Лишь семиградские воеводы помогли делом, напав на Лайоту. К тому времени осенью 1475 года от Порты вышел ратный фирман. И Солиман-Скопец, облобызав печати, огласил его беям и войскам, стоявшим у крепости Скутари в Албании:
"По получении фирмана, Солиману-бею поворотить войско к Дунаю и идти без промедления на Молдавию. Схватив за бороду князя Штефана — приволочь гяура к стопам могущественнейшего султана. И войску не зимовать в ином месте, кроме как в ляшской крепости Каменце. Той же весной идти из Каменца в ляшскую и венгерскую землю. Таково решение. И иному не быть".

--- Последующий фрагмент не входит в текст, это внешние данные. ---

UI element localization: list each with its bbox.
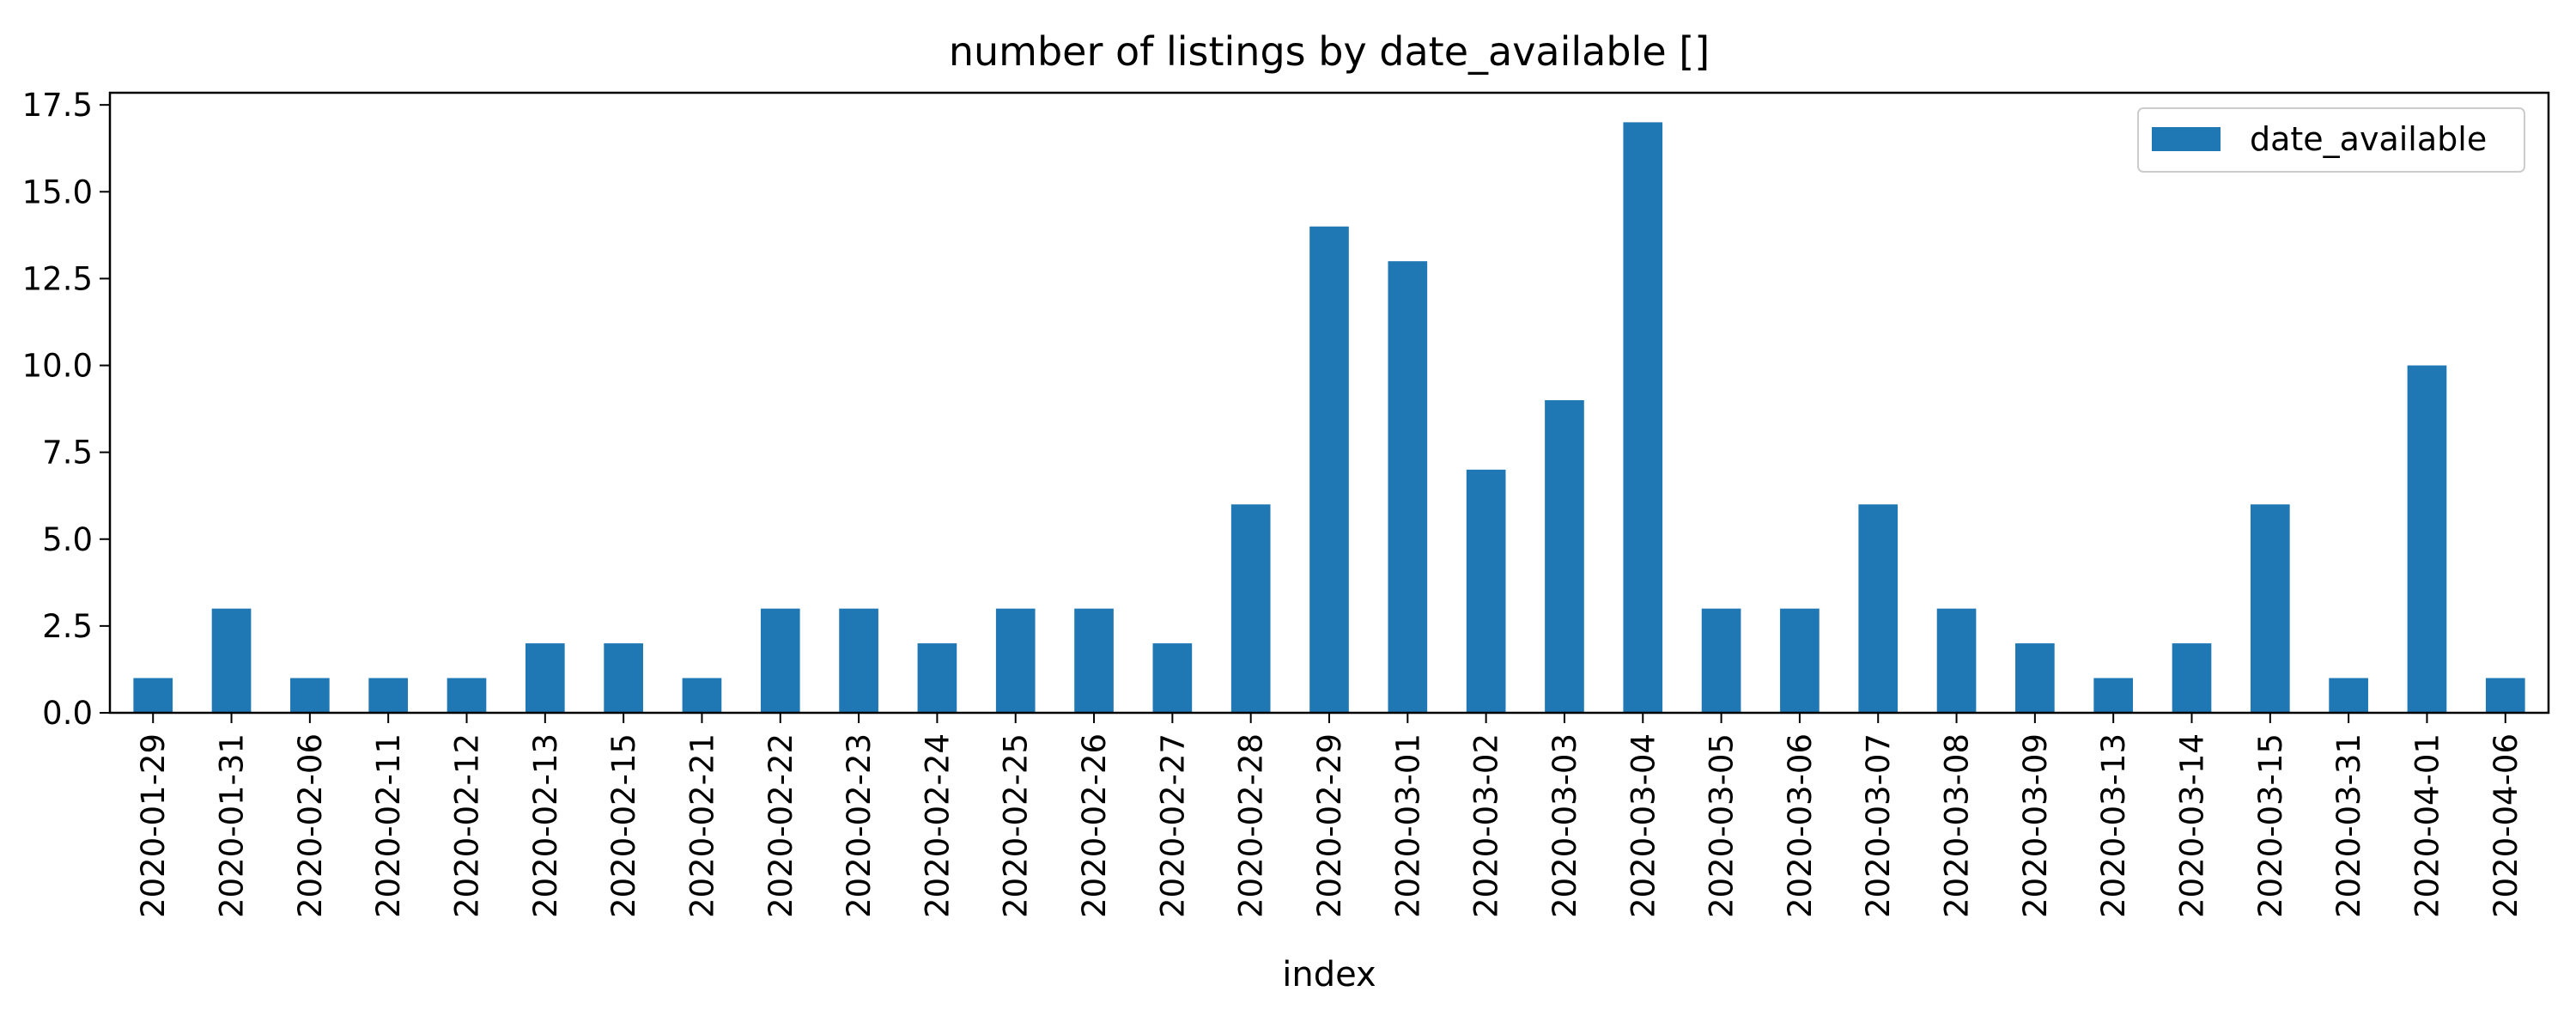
bar-2020-02-25	[995, 608, 1036, 713]
x-tick-label: 2020-03-07	[1860, 733, 1897, 918]
x-tick-label: 2020-04-06	[2488, 733, 2524, 918]
legend: date_available	[2137, 107, 2525, 173]
x-tick-label: 2020-02-06	[292, 733, 329, 918]
bar-2020-03-08	[1936, 608, 1977, 713]
x-tick-label: 2020-03-31	[2330, 733, 2367, 918]
bar-2020-02-21	[682, 678, 722, 713]
bar-2020-03-04	[1623, 122, 1663, 713]
bar-2020-03-09	[2015, 643, 2055, 713]
bar-2020-02-15	[604, 643, 643, 713]
legend-frame	[2137, 107, 2525, 173]
x-tick-label: 2020-03-01	[1389, 733, 1426, 918]
bar-2020-02-28	[1230, 504, 1271, 713]
bar-2020-03-31	[2329, 678, 2368, 713]
x-tick-label: 2020-03-02	[1468, 733, 1505, 918]
chart-title: number of listings by date_available []	[949, 28, 1710, 75]
bar-2020-03-07	[1858, 504, 1899, 713]
bar-2020-02-29	[1309, 226, 1349, 714]
y-tick-label: 15.0	[22, 173, 93, 210]
bar-2020-03-13	[2093, 678, 2134, 713]
bar-2020-04-01	[2407, 365, 2447, 713]
y-tick-label: 17.5	[22, 87, 93, 124]
legend-swatch	[2152, 127, 2221, 151]
bar-2020-02-13	[525, 643, 565, 713]
x-tick-label: 2020-02-21	[683, 733, 720, 918]
bar-2020-03-14	[2172, 643, 2212, 713]
y-tick-label: 0.0	[42, 695, 93, 732]
x-tick-label: 2020-02-13	[527, 733, 564, 918]
x-tick-label: 2020-01-29	[135, 733, 172, 918]
bars	[133, 122, 2525, 714]
x-tick-label: 2020-02-29	[1311, 733, 1348, 918]
bar-2020-03-06	[1780, 608, 1820, 713]
bar-2020-03-01	[1388, 261, 1428, 713]
x-tick-label: 2020-02-11	[370, 733, 407, 918]
bar-2020-03-03	[1545, 399, 1584, 713]
bar-2020-02-23	[839, 608, 878, 713]
x-tick-label: 2020-01-31	[214, 733, 251, 918]
y-tick-label: 12.5	[22, 260, 93, 297]
x-tick-label: 2020-02-26	[1076, 733, 1113, 918]
bar-2020-03-02	[1466, 469, 1506, 713]
x-tick-label: 2020-03-03	[1546, 733, 1583, 918]
bar-2020-04-06	[2485, 678, 2525, 713]
x-tick-label: 2020-02-28	[1233, 733, 1270, 918]
x-tick-label: 2020-03-15	[2252, 733, 2289, 918]
x-tick-label: 2020-03-06	[1782, 733, 1819, 918]
x-tick-label: 2020-03-09	[2017, 733, 2054, 918]
x-tick-label: 2020-02-15	[605, 733, 642, 918]
bar-2020-01-31	[211, 608, 252, 713]
bar-2020-03-05	[1701, 608, 1741, 713]
legend-label: date_available	[2250, 120, 2487, 158]
x-tick-label: 2020-03-05	[1704, 733, 1741, 918]
bar-2020-01-29	[133, 678, 173, 713]
x-axis-label: index	[1282, 955, 1376, 994]
x-tick-label: 2020-04-01	[2409, 733, 2445, 918]
y-tick-label: 2.5	[42, 608, 93, 645]
bar-2020-02-06	[290, 678, 330, 713]
bar-2020-02-12	[447, 678, 487, 713]
x-tick-label: 2020-03-13	[2095, 733, 2132, 918]
x-tick-label: 2020-02-24	[919, 733, 956, 918]
y-tick-label: 5.0	[42, 521, 93, 558]
x-tick-label: 2020-02-27	[1154, 733, 1191, 918]
bar-2020-02-26	[1074, 608, 1114, 713]
bar-2020-02-27	[1152, 643, 1193, 713]
bar-2020-02-11	[368, 678, 409, 713]
x-tick-label: 2020-03-04	[1625, 733, 1662, 918]
x-tick-label: 2020-03-14	[2174, 733, 2211, 918]
x-tick-label: 2020-02-12	[448, 733, 485, 918]
bar-2020-02-22	[760, 608, 800, 713]
y-tick-label: 7.5	[42, 435, 93, 471]
bar-2020-02-24	[917, 643, 957, 713]
x-tick-label: 2020-02-23	[841, 733, 878, 918]
bar-2020-03-15	[2250, 504, 2290, 713]
x-tick-label: 2020-02-22	[762, 733, 799, 918]
x-tick-label: 2020-02-25	[998, 733, 1035, 918]
axes: 0.0 2.5 5.0 7.5 10.0 12.5 15.0 17.5 2020-01-29 20…	[22, 87, 2550, 918]
x-tick-label: 2020-03-08	[1939, 733, 1976, 918]
y-tick-label: 10.0	[22, 348, 93, 385]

И снова собрал господарь свои полки в Васлуйском стане. Сюда и доставил венецийский посол Паул Огнибен грамоты от шаха Узун-Хасана. А Штефан повелел латинскому дьяку отписать вторую грамоту святейшему папе Пию, просить его поднять на неверных королей и князей Европы, ибо надо всеми нависла турецкая опасность.
Короли же и князья Европы рассудили, что беда грозит одной Молдавии. Успеют, стало быть, еще подумать. "Стоит ли, — рассуждал Казимир, тревожить в самый праздник порубежных ляшских военачальников; да кстати, они и нам понадобятся против татар".
"Дозволить ли секлерам пойти служить в молдавском войске, — думал Матвей, — впрочем, дозволь — не дозволь, они все равно пойдут: ведают, что Штефан-Воевода — добрый воин и полководец. По правде говоря, его-то они и почитают своим князем. Неладно получается, да ничего тут не поделаешь".
Пока при королевских дворах произносили речи и поднимали заздравные кубки, Штефан зорко следил за неуклонным продвижением рати Солимана-бея. Пройдя всю Фракию и Болгарию, полки Скопца достигли Дуная. При первых зимних снегопадах Цареградские корабли с припасами и одеждой скопились в устье Дуная.
Отовсюду согнали крестьян правобережья и Кара-Ифлакии: одни трудились в обозе, другие открывали злачные ямы, гнали к дунайским заводям стада овец, растапливали куски говяжьего жира, собирали вдоль берегов плоты для мостов. Пришел со своей дружиной и Басараб Старый. Теперь он ехал среди начальных людей и бунчуков Солимана. К Рождеству гонцы из крепости Крэчупа донесли, что наврапы вступили в пределы Молдавии. Рэзешские отряды не пускают их, досаждают частыми налетами, но сзади напирает основная сила оттоманов. Господарь созвал в тронные покои Васлуйского дворца советников и воевод. Все молчаливо сидели на тайной вечере, вокруг своего господина. Были тут и старые бояре, но большей частью молодые, с великим тщанием отобранные господарем. Среди них были Хрян-ворник и новый сучавский портар Лука Арборе, и Михаил-спэтар, и Дажбог-кравчий, и ясельничий Иля Хуру. Был также Дума Хотинский, сын Влайку, двоюродный брат господаря, и нямецкий пыркэлаб Арборе и романский пыркэлаб Драгош, и белгородский — Лука. Другой Пыркэлаб Белгорода, немец Герман, остался по повелению Штефана при крепостных бомбардах.